An important part of it is knowing when not to go and why.

“We don’t hunt at the time that is detrimental to the bears,” she said. “We appreciate their existence and the quality of life. This is a sport of catching them, we don’t want to hurt them. In early spring, they’re really hungry and they have baby cubs, so we leave them alone then. There are certain seasons for training dogs.”

Lay said the bears do not act like most people expect.

“It’s a lot of fun,” she said. “They are not aggressive. Because they are isolated from people they aren’t used to people. They typically climb the tree. We’ve had a mom with cubs who put a cub up one tree, another cub up another tree and then she went up one. We’ve had bears fall asleep in the tree. They’ll be sitting up there eating acorns, throwing the shells down at us.”

Lay said it’s a skill, it’s a sport, It’s challenging and it’s enjoyable.

“You have to think about food sources, berries, piñons and acorns,” she said. “You have to know the cycle of their food sources. They love to play in mud puddles so you have to check mud puddles for fresh prints.”

Their passion goes beyond the average weekend camper’s interests.

“We do a lot of fishing, a lot of hunting and camping,” Lay said. “But we don’t go to campsites. We go way back into the middle of nowhere. We have a cargo trailer with living quarters that we use when we can get it back in there.”

Bears aren’t the only wild animals they hunt.

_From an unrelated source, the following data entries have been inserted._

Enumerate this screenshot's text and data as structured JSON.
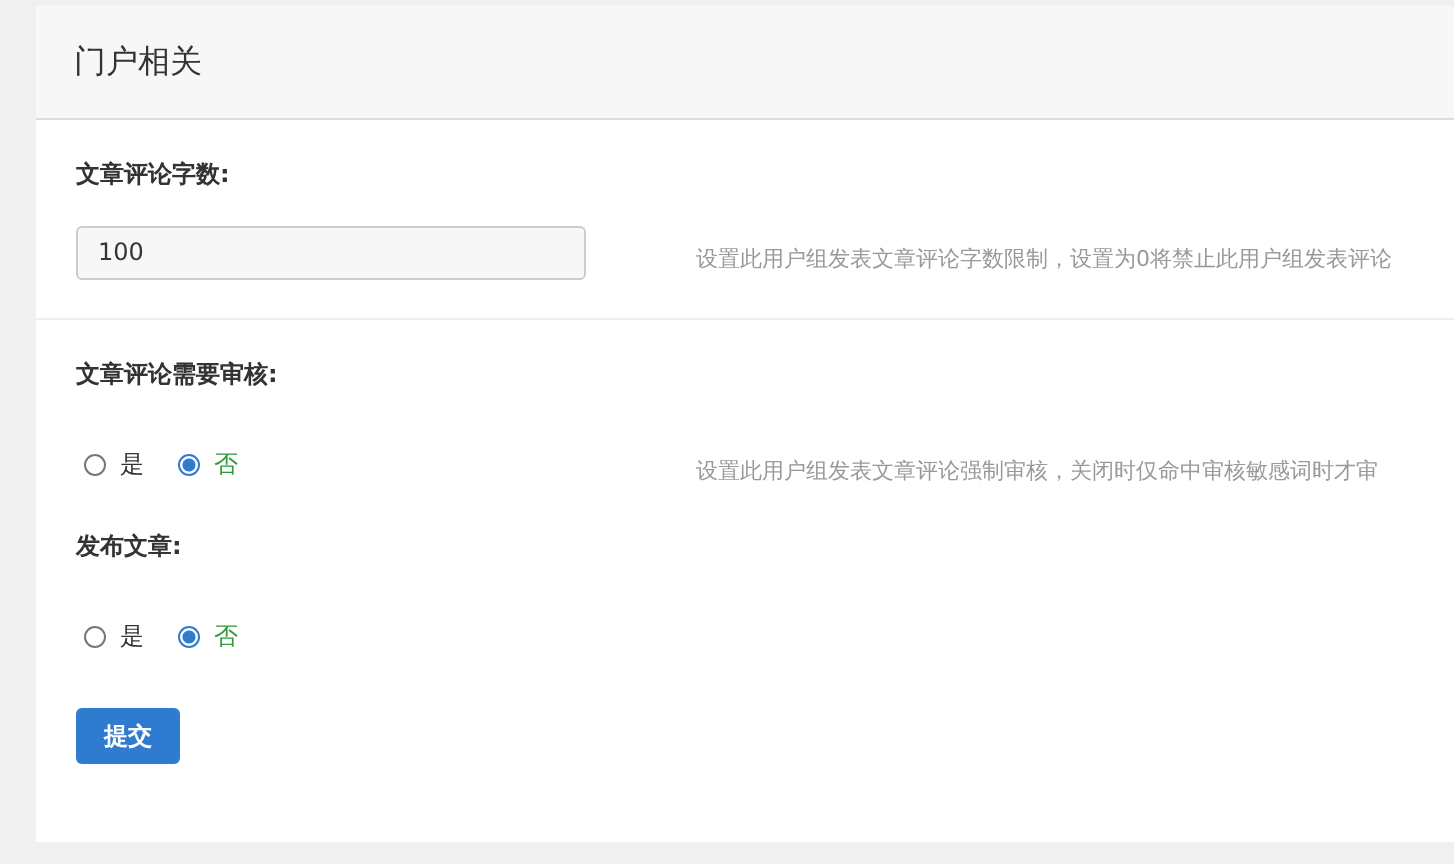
{
  "panel": {
    "title": "门户相关"
  },
  "settings": [
    {
      "kind": "text",
      "label": "文章评论字数:",
      "value": "100",
      "hint": "设置此用户组发表文章评论字数限制，设置为0将禁止此用户组发表评论"
    },
    {
      "kind": "radio",
      "label": "文章评论需要审核:",
      "options": [
        {
          "label": "是",
          "selected": false
        },
        {
          "label": "否",
          "selected": true
        }
      ],
      "hint": "设置此用户组发表文章评论强制审核，关闭时仅命中审核敏感词时才审"
    },
    {
      "kind": "radio",
      "label": "发布文章:",
      "options": [
        {
          "label": "是",
          "selected": false
        },
        {
          "label": "否",
          "selected": true
        }
      ]
    }
  ],
  "submit": "提交"
}
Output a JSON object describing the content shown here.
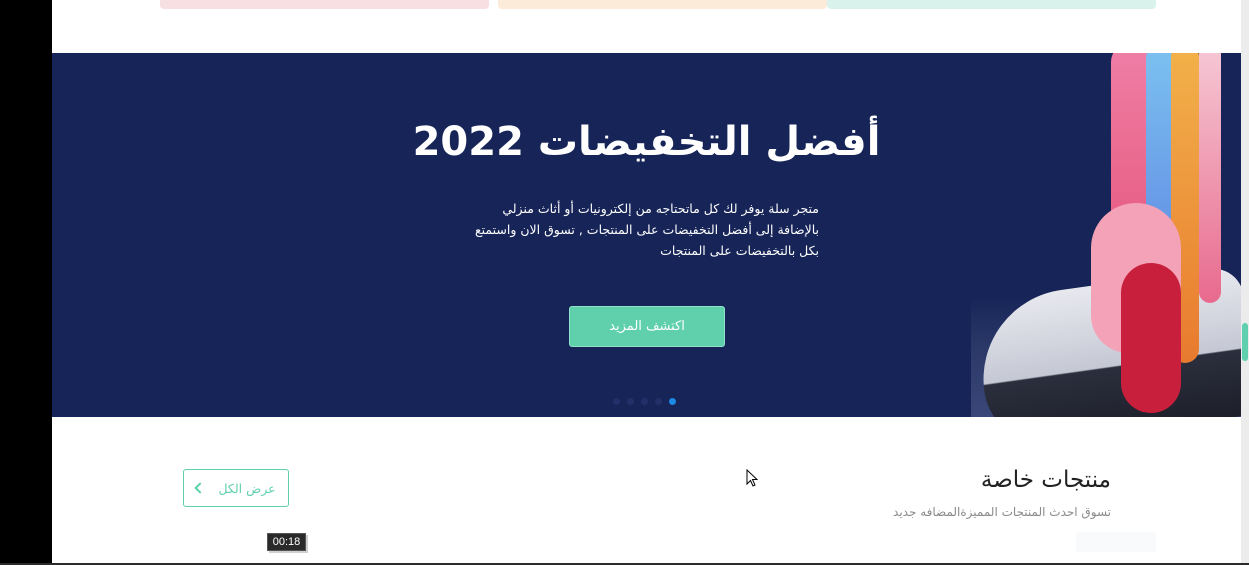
{
  "hero": {
    "title": "أفضل التخفيضات 2022",
    "description": "متجر سلة يوفر لك كل ماتحتاجه من إلكترونيات أو أثاث منزلي بالإضافة إلى أفضل التخفيضات على المنتجات , تسوق الان واستمتع بكل بالتخفيضات على المنتجات",
    "button_label": "اكتشف المزيد",
    "slides_count": 5,
    "active_slide": 5
  },
  "special_products": {
    "title": "منتجات خاصة",
    "subtitle": "تسوق احدث المنتجات المميزةالمضافه جديد",
    "view_all_label": "عرض الكل"
  },
  "video": {
    "timestamp": "00:18"
  },
  "colors": {
    "hero_bg": "#162457",
    "accent": "#5fd0ab",
    "active_dot": "#1e88e5"
  }
}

“In the winter we look for lions,” Lay said. “They’re solitary animals. They’re incredibly aloof and secretive. They’re looking for vulnerability and a way to isolate their prey and once they’ve eaten they’re done. They’re incredibly difficult to track and there are far fewer of them than bears, so it’s a greater challenge. If there’s a little moisture the dogs are better able to follow the scent. Also, moisture makes it easier to see footprints.”

Lay said that when her husband first introduced her to this hobby, she had the same concerns most people express.

“When I first started I had the same misconceptions as most people,” she said. “But every bear that I’ve encountered has a certain behavior almost like dogs do. I would certainly not go after a bear in a place like Yellowstone Park where people feed bears. You’d get a whole different reaction. We put bells on our dogs’ collars to make noise. The dogs bark a lot. It creates confusion. It’s amazing to see how fast they can climb a tree.”

She said it’s a powerful experience, getting that close to nature’s wild animals.

“They’re amazing and beautiful animals,” Lay said. “It’s unforgettable, being out in the wilderness, getting that close to something that is wild and beautiful. We have wild horses run through our campsite.”

They take a mini-habitat with them, and that means they have to be responsible in their approach.

“We don’t do fires or gas grills,” Lay said. “We have a generator we use with an electric skillet. I fix enchiladas or huevos rancheros.

“We have dog boxes on the truck, so if we have inclement weather they go inside their box. We usually take five or six dogs. Our best hunting dog, my husband got for 10 bucks from a guy who had a hound in his back yard that had pups. They love what they do. We don’t have to worry at night about bears or anything else coming into camp because the dogs go crazy if anything comes in.

She said all the mountain ranges in New Mexico and the surrounding lands are great to visit in their hunts.

“We go to the Capitans and the Guadalupes,” she said. “We go up into the Four Corners area, the Manzanos, we go a lot of different directions. Any of the mountains in this area have potential.”